Besides the visuals, the comedy gold, and the heartwarming family relationships, there’s amazingly even more reasons to enjoy The Mitchells vs. The Machines. The voice acting is great, with McBride (This is the End) being a surprise standout as a loving middle-aged father. Also, of note, is that 2/3 of the principal cast of Netflix’s Disenchanted series are found in this movie (where for art thou, Nat Faxon?). The thrumming musical score by Mark Mothersbaugh is a synth-heavy blast that made me recall the scores for Blade Runner 2047 and his own Thor: Ragnarok score. The movie even features inclusivity in a casual manner; the son’s autism and the daughter being LGBTQ are treated with “yeah, sure” acceptance. At no point is either called out or featured in a moment to highlight this but neither are they dismissed as unimportant. Stick around because there are extra levels to the end credits, and I was happy for each because I didn’t want this wonderful time to end, so I kept hoping for more resolution to play out.

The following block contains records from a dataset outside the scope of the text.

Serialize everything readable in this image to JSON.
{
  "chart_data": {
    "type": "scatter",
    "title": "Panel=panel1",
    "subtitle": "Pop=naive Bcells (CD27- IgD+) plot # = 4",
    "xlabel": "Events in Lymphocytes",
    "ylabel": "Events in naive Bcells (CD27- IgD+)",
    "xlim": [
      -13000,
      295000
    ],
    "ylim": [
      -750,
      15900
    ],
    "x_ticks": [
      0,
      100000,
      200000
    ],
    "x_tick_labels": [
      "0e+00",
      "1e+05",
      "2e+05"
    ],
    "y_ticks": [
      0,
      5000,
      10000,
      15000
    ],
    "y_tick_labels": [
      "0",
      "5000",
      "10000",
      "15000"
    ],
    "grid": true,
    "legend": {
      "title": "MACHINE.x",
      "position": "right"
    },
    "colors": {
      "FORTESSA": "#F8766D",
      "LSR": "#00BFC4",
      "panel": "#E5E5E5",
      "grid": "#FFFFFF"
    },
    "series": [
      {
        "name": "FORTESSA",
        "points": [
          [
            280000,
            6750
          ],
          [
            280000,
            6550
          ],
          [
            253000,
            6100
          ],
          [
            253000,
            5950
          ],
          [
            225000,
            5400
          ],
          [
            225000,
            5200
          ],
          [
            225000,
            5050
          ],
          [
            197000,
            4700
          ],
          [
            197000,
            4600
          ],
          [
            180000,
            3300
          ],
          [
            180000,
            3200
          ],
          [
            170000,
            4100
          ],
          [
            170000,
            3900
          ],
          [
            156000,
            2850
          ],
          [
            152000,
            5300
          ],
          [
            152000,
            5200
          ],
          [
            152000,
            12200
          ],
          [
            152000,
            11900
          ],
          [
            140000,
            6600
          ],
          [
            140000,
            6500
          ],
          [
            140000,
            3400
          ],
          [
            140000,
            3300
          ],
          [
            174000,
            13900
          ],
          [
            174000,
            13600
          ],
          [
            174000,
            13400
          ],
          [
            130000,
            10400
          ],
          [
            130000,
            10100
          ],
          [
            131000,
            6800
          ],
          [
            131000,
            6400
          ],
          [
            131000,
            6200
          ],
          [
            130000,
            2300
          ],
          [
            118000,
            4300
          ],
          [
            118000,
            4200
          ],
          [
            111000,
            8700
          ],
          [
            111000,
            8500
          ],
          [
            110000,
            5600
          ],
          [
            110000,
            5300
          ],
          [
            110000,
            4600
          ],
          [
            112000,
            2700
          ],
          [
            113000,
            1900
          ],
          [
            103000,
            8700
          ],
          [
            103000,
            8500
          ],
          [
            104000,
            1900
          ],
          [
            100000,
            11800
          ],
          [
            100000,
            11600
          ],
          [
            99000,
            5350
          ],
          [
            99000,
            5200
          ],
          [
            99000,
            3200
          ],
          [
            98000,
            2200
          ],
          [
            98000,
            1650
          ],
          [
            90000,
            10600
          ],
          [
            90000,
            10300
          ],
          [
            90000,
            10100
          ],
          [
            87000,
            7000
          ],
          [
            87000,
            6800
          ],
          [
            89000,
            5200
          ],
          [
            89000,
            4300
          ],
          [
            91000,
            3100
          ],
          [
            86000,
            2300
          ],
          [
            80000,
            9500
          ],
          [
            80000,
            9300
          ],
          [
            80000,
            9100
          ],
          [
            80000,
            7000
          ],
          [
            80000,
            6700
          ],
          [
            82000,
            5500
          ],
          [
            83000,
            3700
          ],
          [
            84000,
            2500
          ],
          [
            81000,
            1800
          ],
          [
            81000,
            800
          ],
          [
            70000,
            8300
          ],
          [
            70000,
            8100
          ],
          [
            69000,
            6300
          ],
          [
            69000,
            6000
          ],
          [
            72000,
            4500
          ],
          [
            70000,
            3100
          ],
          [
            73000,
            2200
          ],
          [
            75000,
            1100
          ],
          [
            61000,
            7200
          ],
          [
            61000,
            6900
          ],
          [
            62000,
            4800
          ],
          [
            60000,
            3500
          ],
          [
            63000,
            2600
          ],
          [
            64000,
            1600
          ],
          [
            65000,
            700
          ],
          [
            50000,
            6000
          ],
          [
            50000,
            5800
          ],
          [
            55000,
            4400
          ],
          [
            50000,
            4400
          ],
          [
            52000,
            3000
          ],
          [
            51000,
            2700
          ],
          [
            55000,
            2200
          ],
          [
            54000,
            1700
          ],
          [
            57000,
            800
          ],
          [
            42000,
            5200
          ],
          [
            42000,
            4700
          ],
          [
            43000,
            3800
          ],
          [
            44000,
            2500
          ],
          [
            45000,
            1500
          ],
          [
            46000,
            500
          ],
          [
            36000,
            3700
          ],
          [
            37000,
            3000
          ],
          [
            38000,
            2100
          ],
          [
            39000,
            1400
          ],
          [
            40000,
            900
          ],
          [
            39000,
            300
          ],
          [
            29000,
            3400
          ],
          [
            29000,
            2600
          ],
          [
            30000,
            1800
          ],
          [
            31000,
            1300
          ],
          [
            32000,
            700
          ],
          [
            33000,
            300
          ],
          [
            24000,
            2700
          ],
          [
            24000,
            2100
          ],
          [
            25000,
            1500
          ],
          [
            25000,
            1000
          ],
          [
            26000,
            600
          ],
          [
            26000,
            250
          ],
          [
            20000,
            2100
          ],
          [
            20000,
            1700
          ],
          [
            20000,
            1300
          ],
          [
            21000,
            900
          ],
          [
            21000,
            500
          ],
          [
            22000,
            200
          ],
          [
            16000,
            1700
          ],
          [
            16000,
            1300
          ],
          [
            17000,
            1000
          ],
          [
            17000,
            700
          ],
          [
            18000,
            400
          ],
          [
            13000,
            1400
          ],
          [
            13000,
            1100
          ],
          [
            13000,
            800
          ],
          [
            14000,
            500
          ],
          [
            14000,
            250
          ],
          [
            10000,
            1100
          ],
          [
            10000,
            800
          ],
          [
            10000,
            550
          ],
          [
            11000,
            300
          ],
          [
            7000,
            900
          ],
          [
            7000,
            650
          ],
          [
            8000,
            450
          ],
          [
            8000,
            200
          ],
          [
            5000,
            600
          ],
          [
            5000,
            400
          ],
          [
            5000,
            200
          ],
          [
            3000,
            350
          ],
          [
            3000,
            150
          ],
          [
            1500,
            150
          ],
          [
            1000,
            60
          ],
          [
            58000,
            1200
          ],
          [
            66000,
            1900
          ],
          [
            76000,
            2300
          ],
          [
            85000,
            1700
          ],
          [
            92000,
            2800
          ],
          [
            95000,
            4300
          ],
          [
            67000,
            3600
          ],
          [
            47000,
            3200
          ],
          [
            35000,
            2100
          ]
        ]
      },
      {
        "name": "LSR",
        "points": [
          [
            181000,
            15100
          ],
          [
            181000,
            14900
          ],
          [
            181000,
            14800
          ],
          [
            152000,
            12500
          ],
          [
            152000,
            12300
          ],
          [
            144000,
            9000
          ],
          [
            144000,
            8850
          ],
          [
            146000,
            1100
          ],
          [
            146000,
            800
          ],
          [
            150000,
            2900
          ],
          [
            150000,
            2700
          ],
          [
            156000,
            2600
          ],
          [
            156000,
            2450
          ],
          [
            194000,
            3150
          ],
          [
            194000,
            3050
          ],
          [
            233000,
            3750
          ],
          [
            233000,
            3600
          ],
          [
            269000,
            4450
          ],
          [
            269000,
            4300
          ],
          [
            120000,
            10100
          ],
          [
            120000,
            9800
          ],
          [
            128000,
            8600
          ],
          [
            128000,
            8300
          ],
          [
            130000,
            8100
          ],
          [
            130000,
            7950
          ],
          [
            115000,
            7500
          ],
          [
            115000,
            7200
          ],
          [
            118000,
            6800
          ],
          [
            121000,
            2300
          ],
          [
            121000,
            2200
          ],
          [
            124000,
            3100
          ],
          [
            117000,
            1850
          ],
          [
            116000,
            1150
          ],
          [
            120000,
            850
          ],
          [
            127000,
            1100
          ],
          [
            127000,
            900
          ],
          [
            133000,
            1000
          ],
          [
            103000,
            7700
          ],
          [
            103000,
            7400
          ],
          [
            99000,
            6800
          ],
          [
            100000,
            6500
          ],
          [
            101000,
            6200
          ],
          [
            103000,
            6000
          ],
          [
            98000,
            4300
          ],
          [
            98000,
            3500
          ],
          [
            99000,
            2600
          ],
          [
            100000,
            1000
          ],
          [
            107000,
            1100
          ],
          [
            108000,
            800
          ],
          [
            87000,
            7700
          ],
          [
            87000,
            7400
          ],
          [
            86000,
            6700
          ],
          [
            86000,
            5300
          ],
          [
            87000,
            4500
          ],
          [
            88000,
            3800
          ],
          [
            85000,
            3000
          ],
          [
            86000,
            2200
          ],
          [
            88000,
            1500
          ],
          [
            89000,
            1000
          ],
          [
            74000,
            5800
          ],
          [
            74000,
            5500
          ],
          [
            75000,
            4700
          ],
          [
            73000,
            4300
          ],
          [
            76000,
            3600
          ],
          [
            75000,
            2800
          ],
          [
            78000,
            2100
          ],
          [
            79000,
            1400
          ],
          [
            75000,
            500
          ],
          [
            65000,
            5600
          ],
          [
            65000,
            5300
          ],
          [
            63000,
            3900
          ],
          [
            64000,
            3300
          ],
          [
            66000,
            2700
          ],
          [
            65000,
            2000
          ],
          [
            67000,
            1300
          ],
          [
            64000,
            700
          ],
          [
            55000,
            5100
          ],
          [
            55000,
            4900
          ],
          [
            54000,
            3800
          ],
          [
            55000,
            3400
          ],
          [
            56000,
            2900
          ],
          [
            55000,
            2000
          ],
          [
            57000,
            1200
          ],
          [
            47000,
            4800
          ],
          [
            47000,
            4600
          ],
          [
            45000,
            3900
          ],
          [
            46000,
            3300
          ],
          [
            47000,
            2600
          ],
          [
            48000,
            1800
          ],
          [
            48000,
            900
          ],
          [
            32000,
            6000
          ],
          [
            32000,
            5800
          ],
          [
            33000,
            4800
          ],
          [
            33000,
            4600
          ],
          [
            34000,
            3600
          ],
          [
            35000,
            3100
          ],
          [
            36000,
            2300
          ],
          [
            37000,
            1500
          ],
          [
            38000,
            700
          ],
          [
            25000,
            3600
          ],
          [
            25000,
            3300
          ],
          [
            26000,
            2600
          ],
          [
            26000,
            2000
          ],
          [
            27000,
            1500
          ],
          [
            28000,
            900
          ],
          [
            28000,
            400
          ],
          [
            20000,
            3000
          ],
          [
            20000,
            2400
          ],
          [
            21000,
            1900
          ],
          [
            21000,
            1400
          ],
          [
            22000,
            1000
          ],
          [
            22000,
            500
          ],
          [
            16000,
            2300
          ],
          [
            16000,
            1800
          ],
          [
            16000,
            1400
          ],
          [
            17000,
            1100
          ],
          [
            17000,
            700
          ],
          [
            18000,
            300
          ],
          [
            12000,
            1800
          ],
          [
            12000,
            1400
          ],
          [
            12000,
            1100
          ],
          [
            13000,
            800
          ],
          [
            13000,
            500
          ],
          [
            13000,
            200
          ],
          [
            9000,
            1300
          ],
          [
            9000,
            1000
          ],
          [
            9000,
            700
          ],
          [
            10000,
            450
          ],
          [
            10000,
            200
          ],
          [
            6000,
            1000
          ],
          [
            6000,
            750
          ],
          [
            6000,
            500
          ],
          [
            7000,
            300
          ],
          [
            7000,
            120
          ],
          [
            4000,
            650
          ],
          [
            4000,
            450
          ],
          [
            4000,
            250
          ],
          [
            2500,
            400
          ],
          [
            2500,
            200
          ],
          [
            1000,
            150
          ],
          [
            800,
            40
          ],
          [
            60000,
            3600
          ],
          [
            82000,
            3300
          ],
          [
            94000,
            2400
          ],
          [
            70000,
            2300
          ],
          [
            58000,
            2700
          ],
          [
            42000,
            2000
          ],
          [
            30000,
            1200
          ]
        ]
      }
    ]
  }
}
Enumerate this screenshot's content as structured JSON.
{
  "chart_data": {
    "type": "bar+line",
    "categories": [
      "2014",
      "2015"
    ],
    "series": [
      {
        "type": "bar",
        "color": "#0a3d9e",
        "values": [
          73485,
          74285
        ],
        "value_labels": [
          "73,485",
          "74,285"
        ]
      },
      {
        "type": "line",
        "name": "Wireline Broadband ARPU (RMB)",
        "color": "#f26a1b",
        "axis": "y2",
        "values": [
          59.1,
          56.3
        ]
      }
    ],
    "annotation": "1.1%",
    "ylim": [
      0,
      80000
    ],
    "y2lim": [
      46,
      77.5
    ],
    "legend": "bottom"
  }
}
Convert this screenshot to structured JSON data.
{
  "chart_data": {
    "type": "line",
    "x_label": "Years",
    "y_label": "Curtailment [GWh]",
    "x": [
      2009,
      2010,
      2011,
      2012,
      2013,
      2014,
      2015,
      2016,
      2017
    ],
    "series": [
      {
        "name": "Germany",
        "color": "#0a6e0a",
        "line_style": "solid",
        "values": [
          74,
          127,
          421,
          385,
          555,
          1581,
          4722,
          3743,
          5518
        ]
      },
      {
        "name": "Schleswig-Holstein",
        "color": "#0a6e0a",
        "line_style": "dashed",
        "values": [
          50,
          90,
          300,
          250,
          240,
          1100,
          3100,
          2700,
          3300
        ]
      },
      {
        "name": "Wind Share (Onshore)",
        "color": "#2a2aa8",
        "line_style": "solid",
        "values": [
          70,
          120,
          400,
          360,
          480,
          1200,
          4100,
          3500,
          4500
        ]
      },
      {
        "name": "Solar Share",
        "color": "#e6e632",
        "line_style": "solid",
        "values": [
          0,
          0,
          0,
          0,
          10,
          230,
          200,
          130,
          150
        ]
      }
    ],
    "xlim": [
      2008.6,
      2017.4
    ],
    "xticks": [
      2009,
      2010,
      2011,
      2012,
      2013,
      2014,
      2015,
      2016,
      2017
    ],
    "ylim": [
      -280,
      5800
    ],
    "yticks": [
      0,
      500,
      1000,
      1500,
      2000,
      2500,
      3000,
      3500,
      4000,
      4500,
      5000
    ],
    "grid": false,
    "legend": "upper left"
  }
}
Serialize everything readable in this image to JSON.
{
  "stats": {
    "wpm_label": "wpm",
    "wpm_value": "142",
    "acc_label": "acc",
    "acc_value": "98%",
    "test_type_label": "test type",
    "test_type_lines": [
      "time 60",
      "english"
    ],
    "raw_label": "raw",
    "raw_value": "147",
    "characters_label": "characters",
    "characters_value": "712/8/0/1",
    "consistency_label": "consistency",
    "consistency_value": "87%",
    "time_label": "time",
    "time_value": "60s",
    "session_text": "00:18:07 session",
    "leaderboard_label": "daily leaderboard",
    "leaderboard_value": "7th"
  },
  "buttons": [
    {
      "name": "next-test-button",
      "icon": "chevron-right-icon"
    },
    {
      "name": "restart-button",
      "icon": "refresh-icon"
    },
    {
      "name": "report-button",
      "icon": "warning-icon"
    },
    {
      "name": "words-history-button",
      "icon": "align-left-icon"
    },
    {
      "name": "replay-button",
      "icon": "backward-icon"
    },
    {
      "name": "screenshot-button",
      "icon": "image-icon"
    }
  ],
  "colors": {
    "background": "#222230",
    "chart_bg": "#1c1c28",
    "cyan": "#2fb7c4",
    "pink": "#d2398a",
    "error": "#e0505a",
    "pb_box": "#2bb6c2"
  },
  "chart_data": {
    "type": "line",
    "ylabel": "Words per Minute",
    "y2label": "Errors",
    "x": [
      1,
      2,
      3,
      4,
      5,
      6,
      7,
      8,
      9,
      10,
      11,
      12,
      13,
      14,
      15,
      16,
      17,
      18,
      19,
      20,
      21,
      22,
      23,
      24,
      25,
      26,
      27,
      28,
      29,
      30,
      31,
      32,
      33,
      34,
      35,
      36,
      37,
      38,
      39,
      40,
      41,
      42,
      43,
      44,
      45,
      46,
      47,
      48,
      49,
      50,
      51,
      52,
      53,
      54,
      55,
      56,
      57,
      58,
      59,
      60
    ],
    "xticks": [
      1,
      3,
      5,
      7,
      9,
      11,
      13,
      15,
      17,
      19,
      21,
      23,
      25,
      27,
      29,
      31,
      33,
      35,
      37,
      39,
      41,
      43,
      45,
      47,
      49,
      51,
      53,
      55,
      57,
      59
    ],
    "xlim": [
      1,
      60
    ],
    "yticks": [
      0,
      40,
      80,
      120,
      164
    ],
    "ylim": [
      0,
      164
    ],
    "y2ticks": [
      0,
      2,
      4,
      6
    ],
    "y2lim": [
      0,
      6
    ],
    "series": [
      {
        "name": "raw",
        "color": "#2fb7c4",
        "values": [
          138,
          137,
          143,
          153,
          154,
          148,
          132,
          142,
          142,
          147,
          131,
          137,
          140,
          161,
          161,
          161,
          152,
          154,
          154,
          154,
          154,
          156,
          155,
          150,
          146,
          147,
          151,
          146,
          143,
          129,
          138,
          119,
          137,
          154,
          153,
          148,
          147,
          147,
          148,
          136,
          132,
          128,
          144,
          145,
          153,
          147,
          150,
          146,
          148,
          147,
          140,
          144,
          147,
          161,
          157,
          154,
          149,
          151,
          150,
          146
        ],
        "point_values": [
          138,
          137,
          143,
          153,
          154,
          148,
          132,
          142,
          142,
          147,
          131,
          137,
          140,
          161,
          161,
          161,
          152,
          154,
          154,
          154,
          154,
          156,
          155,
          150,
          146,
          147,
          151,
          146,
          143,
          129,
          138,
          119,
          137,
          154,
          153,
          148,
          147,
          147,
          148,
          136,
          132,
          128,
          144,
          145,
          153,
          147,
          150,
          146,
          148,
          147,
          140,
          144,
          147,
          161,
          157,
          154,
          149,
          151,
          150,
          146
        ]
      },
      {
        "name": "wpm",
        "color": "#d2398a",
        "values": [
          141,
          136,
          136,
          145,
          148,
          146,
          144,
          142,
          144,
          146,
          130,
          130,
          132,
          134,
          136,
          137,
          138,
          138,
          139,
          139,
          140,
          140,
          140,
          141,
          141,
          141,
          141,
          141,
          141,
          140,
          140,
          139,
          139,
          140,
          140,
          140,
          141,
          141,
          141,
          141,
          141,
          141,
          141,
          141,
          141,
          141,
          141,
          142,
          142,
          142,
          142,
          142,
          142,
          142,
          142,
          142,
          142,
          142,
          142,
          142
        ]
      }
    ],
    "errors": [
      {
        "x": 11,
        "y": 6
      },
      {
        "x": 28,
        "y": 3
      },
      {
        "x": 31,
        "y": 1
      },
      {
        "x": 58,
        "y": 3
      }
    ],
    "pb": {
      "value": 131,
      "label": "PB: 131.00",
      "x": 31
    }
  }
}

The movie was originally meant to be released a year and a half ago but COVID pulled its release date, and eventually Sony sold their project to Netflix for a cool $100 million. It’s hard for me to put an exact price on a work of art (what is this, an NFT? Seriously, someone explain these things to me) but I’m happy Netflix saved this movie and gave it a home. At this point, I’m willing to give producers Phil Lord and Christopher Miller the utmost benefit of the doubt when it comes to anything animated. After Cloudy with a Chance of Meatballs, The Lego Movie, Spider-Verse, and now this, they haven’t let me down yet. The Mitchells vs. The Machines is an eye-popping action movie and a superb comedy that the whole family can enjoy.
Nate’s Grade: A
Posted on April 30, 2021, in 2021 Movies and tagged animated, comedy, danny mcbride, drama, maya rudolph, netflix, olivia colman, phil lord/chris miller, road trip, robots, sci-fi. Bookmark the permalink. 1 Comment.
We just finished watching this and the entire family enjoyed it. Great review explaining why it was so entertaining and what set it apart from so many other animated family adventure movies. There were so many times we laughed and said “that is so you” to each other, concluding that I was the dad and my wife the mom, my 11 year old daughter was the girl, my 7 year old daughter was the boy, and my 20 month old son the dog. I was curious of what kind of reviews this would get from the bloggers I follow and I’m glad the first I read feels the same way we do.